TimY picture TimY · May 5, 2015 · Viewed 6.9k times · Source

I want to download a file straight into memory using requests in order to pass it directly to PyPDF2 reader avoiding writing it to disk, but I can't figure out how to pass it as a file object. Here's what I've tried:

import requests as req
from PyPDF2 import PdfFileReader

r_file = req.get('http://www.location.come/somefile.pdf')
rs_file = req.get('http://www.location.come/somefile.pdf', stream=True)

with open('/location/somefile.pdf', 'wb') as f:
    for chunk in r_file.iter_content():
        f.write(chunk)

local_file = open('/location/somefile.pdf', 'rb')

#Works:
pdf = PdfFileReader(local_file)

#As expected, these don't work:
pdf = PdfFileReader(rs_file)
pdf = PdfFileReader(r_file)
pdf = PdfFileReader(rs_file.content)
pdf = PdfFileReader(r_file.content)
pdf = PdfFileReader(rs_file.raw)
pdf = PdfFileReader(r_file.raw)

Answer

abarnert picture abarnert · May 5, 2015

Without having to know anything about requests, you can always make a file-like object out of anything you have in memory as a string using StringIO.

In particular:

  • Python 2 StringIO.StringIO(s) is a binary file.
  • Python 2 cStringIO.StringIO(s) is the same, but possibly more efficient.
  • Python 3 io.BytesIO(b) is a binary file (constructed from bytes).
  • Python 3 io.StringIO(s) is a Unicode text file.
  • Python 2 io.BytesIO(s) is a binary file.
  • Python 2 io.StringIO(u) is a Unicode text file (constructed from unicode).
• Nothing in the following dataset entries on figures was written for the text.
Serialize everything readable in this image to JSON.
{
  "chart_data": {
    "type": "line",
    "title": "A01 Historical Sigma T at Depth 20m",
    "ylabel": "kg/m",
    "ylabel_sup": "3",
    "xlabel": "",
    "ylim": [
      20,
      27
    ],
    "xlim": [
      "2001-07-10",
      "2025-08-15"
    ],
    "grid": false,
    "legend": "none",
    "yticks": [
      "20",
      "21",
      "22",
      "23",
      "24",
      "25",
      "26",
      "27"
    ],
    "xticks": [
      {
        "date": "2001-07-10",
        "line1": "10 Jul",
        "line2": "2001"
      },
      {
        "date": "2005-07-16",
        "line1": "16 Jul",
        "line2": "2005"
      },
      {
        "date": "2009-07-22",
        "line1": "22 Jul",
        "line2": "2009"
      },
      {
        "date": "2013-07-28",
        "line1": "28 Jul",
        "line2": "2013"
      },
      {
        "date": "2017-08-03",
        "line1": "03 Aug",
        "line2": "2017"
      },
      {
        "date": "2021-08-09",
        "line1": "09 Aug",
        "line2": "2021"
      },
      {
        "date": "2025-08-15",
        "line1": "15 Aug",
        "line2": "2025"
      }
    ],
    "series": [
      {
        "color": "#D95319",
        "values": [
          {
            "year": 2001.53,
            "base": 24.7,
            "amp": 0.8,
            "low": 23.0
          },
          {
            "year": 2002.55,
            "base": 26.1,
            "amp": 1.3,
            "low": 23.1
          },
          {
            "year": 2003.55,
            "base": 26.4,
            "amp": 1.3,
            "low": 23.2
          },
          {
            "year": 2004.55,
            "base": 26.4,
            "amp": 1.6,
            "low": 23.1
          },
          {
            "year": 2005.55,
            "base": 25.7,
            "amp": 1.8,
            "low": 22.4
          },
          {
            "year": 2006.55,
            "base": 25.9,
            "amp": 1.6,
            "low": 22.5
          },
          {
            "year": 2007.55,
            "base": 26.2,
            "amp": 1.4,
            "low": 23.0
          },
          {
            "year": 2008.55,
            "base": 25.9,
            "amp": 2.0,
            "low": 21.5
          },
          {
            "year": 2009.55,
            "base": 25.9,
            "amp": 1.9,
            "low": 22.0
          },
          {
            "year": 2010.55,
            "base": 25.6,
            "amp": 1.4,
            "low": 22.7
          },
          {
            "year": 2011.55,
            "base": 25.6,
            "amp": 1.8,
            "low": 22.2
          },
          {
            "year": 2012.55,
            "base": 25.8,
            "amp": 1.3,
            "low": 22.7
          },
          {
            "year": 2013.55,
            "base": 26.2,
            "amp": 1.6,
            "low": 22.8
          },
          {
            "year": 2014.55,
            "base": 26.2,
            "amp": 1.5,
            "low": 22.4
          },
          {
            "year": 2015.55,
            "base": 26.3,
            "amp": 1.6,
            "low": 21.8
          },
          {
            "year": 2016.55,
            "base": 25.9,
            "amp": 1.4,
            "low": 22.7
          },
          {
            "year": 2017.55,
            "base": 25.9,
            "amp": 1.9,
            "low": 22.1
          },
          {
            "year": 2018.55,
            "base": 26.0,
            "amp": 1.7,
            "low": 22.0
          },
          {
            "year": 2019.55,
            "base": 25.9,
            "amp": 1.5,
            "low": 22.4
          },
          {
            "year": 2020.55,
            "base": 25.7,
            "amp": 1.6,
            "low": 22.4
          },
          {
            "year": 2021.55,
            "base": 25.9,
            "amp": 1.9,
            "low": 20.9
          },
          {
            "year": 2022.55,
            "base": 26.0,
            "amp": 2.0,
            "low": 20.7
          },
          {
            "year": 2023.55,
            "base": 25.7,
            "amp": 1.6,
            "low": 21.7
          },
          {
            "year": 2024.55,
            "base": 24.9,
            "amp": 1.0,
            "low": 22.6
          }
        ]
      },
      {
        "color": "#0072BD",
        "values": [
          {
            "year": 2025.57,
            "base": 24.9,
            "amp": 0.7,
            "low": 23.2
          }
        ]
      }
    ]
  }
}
(The first two are "binary" in the Python 2 sense--no line-ending conversion. The others are "binary" vs. "text" in the Python 3 sense--bytes vs. Unicode.)

So, io.BytesIO(response.content) gives you a valid binary file-like object in both Python 2 and Python 3. If you only care about Python 2, cStringIO.StringIO(response.content) may be more efficient.

Of course "file-like" only goes so far; if the library tries to, e.g., call the fileno method and start making C calls against the file descriptor it isn't going to work. But 99% of the time, this works.